It may now be five years since this generation of the 5 Series went into production at BMW’s Dingolfing factory in Germany, but the interior is showing very few regrettable signs of age or antiquation. The G30 generation conjures the same spacious, solid and grown-up impression today as it always has: that of a saloon that has carefully honed ergonomics and proper, adult-sized passenger accommodation levels, that uses digital technology in all the right places, and that exhibits apparent quality wherever you look.
Our test car had two-tone black and ivory Dakota leather, piano black veneer and satin chrome decorative trim, and it presented all of it consistently well – the car’s slightly hard, dull leathers (which can be upgraded at extra cost) being the only very minor disappointment.
The 5 Series is big by mid-sized executive class standards and particularly wide, but it delivers an expansive feel within. The cabin is configured more like a smart working environment than some avant-garde designer kitchen and features plenty of high-quality switchgear for the control of its driver modes, infotainment systems and other secondary systems, which brings with it easy usability. So there is rarely any frowning or fumbling to find the right touchscreen display menu to change the radio station or switch on the rear demister. Plenty of cabin storage is provided, too, and where digital technology is used, it is used well.
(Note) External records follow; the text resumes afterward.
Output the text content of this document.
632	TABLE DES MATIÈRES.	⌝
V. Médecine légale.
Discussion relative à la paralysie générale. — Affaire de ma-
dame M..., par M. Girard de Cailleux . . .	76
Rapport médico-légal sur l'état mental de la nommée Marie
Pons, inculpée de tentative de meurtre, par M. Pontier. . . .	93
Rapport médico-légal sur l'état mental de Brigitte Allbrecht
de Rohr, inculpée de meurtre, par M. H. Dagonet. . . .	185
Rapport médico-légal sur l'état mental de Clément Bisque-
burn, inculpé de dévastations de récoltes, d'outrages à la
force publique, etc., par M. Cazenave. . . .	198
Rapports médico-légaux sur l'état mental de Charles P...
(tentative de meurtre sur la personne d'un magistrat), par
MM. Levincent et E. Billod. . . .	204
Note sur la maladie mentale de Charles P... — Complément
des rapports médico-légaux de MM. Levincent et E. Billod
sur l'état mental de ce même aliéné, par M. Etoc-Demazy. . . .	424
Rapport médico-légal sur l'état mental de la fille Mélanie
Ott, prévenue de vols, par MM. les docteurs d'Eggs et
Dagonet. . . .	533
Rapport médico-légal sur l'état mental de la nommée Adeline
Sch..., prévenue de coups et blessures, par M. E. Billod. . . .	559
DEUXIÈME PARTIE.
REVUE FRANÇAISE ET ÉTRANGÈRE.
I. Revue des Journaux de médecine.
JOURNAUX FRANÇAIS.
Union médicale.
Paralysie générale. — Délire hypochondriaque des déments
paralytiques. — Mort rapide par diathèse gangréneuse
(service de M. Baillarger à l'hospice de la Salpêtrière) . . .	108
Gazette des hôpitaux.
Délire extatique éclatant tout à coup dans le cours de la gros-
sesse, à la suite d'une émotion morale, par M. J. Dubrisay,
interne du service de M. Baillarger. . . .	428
The driving position is first class: lower than many in the saloon class, but offering good visibility and excellent comfort, and sitting you in perfect orientation with the controls. Our test car’s front seats offered only moderate lateral support, but they were well pitched for the car’s role: easy to slide into and adjustable for cushion angle and length, and separately for backrest angle and shoulder support.
There is room for two adults in the back in comfort, or three at a push, and no compromise to space has been made to accommodate the car’s under-seat drive batteries. Some compromise to the powertrain is apparent in the boot: the 545e has a more raised boot floor than other 5 Series models, although it doesn’t pop up above the level of the loading lip so it’s easy to feed long items through into the cabin when the rear seats are folded. There’s still 410 litres of space back here, but the shape of the space will prevent you from carrying some bulkier items of cargo.
Infotainment and sat-nav
BMW introduced its latest Operating System 7.0 iDrive infotainment to the 5 Series two years ago and, by combining touchscreen operation with a physical rotary input device for those who prefer one, and including good voice recognition and excellent all-round navigability, it remains an excellent technical solution.
The home screen can be configured to your liking with different widget-style modular displays for any function you might want, and accessing other menus is never too arduous or distracting. It helps a lot that you needn’t engage with the screen much at all if you don’t want to. There are useful physical control consoles for the audio system and HVAC controls, and BMW offers gesture control as an option, too (although how miming turning the volume down in front of the main display could ever be easier than simply turning a volume knob remains something of a mystery to us).